In modern microservices architectures, user requests originate from various clients like mobile apps or web browsers. These requests are typically routed to backend services. For instance, consider a setup with Server A and Server B, where Server A forwards requests to Server B. This process involves understanding how Tomcat handles such inter-service routing.

Application Deployment Methods

Tomcat supports three primary methods for deploying web applications:

1. WAR File Deployment: Packaging the application as a WAR file.
2. Directory Deployment: Using an unpacked directory structure.

Typically, applications are deployed by placing WAR files or directories in the webapps folder of Tomcat. Configuration in server.xml might look like:

<Host name="localhost" appBase="webapps" unpackWARs="true" autoDeploy="true">
    <Valve className="org.apache.catalina.valves.AccessLogValve" directory="logs"
           prefix="localhost_access_log" suffix=".txt"
           pattern="%h %l %u %t &quot;%r&quot; %s %b" />
</Host>

• appBase: Specifies the deployment directory.
• unpackWARs: If true, WAR files are automatically extracted.
• autoDeploy: Enables hot deployment.
• Valve: Configures access logging for the virtual host.

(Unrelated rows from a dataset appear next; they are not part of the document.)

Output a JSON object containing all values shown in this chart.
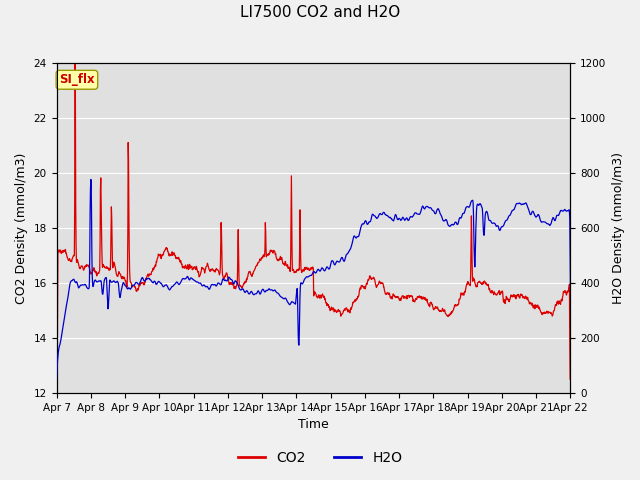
{
  "title": "LI7500 CO2 and H2O",
  "xlabel": "Time",
  "ylabel_left": "CO2 Density (mmol/m3)",
  "ylabel_right": "H2O Density (mmol/m3)",
  "xlim_days": [
    0,
    15
  ],
  "ylim_left": [
    12,
    24
  ],
  "ylim_right": [
    0,
    1200
  ],
  "yticks_left": [
    12,
    14,
    16,
    18,
    20,
    22,
    24
  ],
  "yticks_right": [
    0,
    200,
    400,
    600,
    800,
    1000,
    1200
  ],
  "xtick_labels": [
    "Apr 7",
    "Apr 8",
    "Apr 9",
    "Apr 10",
    "Apr 11",
    "Apr 12",
    "Apr 13",
    "Apr 14",
    "Apr 15",
    "Apr 16",
    "Apr 17",
    "Apr 18",
    "Apr 19",
    "Apr 20",
    "Apr 21",
    "Apr 22"
  ],
  "co2_color": "#dd0000",
  "h2o_color": "#0000cc",
  "bg_outer": "#f0f0f0",
  "bg_inner": "#e0e0e0",
  "annotation_text": "SI_flx",
  "annotation_bg": "#ffffaa",
  "annotation_border": "#999900",
  "annotation_text_color": "#cc0000",
  "legend_co2": "CO2",
  "legend_h2o": "H2O",
  "title_fontsize": 11,
  "axis_fontsize": 9,
  "tick_fontsize": 7.5,
  "legend_fontsize": 10,
  "linewidth": 0.9,
  "seed": 12345
}
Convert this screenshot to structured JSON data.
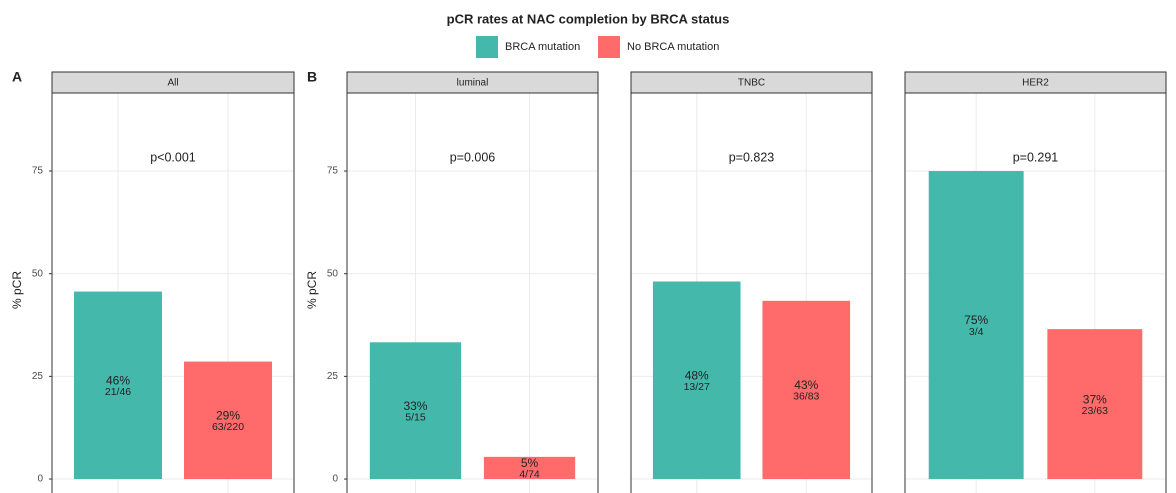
{
  "title": "pCR rates at NAC completion by BRCA status",
  "chart_data": [
    {
      "type": "bar",
      "panel_label": "A",
      "facet": "All",
      "annotation": "p<0.001",
      "ylabel": "% pCR",
      "ylim": [
        -3.4,
        94
      ],
      "yticks": [
        0,
        25,
        50,
        75
      ],
      "grid": true,
      "series": [
        {
          "name": "BRCA mutation",
          "color": "#45B8AC",
          "values": [
            45.65
          ],
          "value_labels": [
            "46%"
          ],
          "counts": [
            "21/46"
          ]
        },
        {
          "name": "No BRCA mutation",
          "color": "#FF6B6B",
          "values": [
            28.6
          ],
          "value_labels": [
            "29%"
          ],
          "counts": [
            "63/220"
          ]
        }
      ]
    },
    {
      "type": "bar",
      "panel_label": "B",
      "facet": "luminal",
      "annotation": "p=0.006",
      "ylabel": "% pCR",
      "ylim": [
        -3.4,
        94
      ],
      "yticks": [
        0,
        25,
        50,
        75
      ],
      "grid": true,
      "series": [
        {
          "name": "BRCA mutation",
          "color": "#45B8AC",
          "values": [
            33.3
          ],
          "value_labels": [
            "33%"
          ],
          "counts": [
            "5/15"
          ]
        },
        {
          "name": "No BRCA mutation",
          "color": "#FF6B6B",
          "values": [
            5.4
          ],
          "value_labels": [
            "5%"
          ],
          "counts": [
            "4/74"
          ]
        }
      ]
    },
    {
      "type": "bar",
      "facet": "TNBC",
      "annotation": "p=0.823",
      "ylim": [
        -3.4,
        94
      ],
      "yticks": [
        0,
        25,
        50,
        75
      ],
      "grid": true,
      "series": [
        {
          "name": "BRCA mutation",
          "color": "#45B8AC",
          "values": [
            48.1
          ],
          "value_labels": [
            "48%"
          ],
          "counts": [
            "13/27"
          ]
        },
        {
          "name": "No BRCA mutation",
          "color": "#FF6B6B",
          "values": [
            43.4
          ],
          "value_labels": [
            "43%"
          ],
          "counts": [
            "36/83"
          ]
        }
      ]
    },
    {
      "type": "bar",
      "facet": "HER2",
      "annotation": "p=0.291",
      "ylim": [
        -3.4,
        94
      ],
      "yticks": [
        0,
        25,
        50,
        75
      ],
      "grid": true,
      "series": [
        {
          "name": "BRCA mutation",
          "color": "#45B8AC",
          "values": [
            75
          ],
          "value_labels": [
            "75%"
          ],
          "counts": [
            "3/4"
          ]
        },
        {
          "name": "No BRCA mutation",
          "color": "#FF6B6B",
          "values": [
            36.5
          ],
          "value_labels": [
            "37%"
          ],
          "counts": [
            "23/63"
          ]
        }
      ]
    }
  ]
}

3. XML Configurasion Deployment: Applications can be deployed via XML context descriptors, as shown:

<Context path="/MyApp" reloadable="false" docBase="C:\Projects\App\target\classes" />

• path: Defines the URL path for accessing the application.
• reloadable: If true, Tomcat monitors for changes in Java classes and reloads the context.
• docBase: Points to the application directory or WAR file location.

Tomcat does not support direct JAR file deployment in webapps. Each subdirectory in webapps represents an application; JAR files placed there are treated as dependencies, not standalone apps.

Request Processing Mechanism

When a request is initiated, the following steps occur:

1. Data Assembly: The application assembles business data based on the request.

2. Connection Establishment: Data is formated according to HTTP protocol, which includes request line, headers, and body. HTTP operates at the application layer and relies on TCP/UDP for transport.

   Applications use operating system socket APIs, such as tcp_connect(), to establish TCP connections.

3. Data Transmission: Tomcat uses Connectors to handle incoming requests. A Connector is configured in server.xml:

<Connector port="8080" protocol="HTTP/1.1" connectionTimeout="20000" redirectPort="8443" />

Tomcat receives socket connections via Endpoint components. The Connector employs a ProtocolHandler to process requests, with different handlers for various connection types:

• AprEndpoint: Uses Apache Portable Runtime.
• JIoEndpoint: Implements blocking I/O (BIO).
• NioEndpoint: Implements non-blocking I/O (NIO).

In Tomcat 7, both NIO and BIO were available, with BIO as the default. From Tomcat 8 onward, NIO became the default, and BIO was deprecated.

Tomcat Container Hierarchy

Tomcat functions as a Servlet container, with a hierarchical structure:

• Container Interface: Inherits from Lifecycle and includes implementations: Engine, Host, Context, and Wrapper.
• Context Example: As defined in XML, Context is a child of Host, representing a web application context.

<Context path="/HelloWorld" reloadable="false" docBase="D:\Projects\Demo\target\classes" />

• Hierarchy: Engine manages multiple Hosts, each Host contains Contexts, and each Context manages multiple Wrappers. Wrappers are responsible for individual Servlets.

  In server.xml, Host nodes define virtual hosts. If no specific host matches, Tomcat defaults to localhost. This structure enables efficient request routing and management within the container.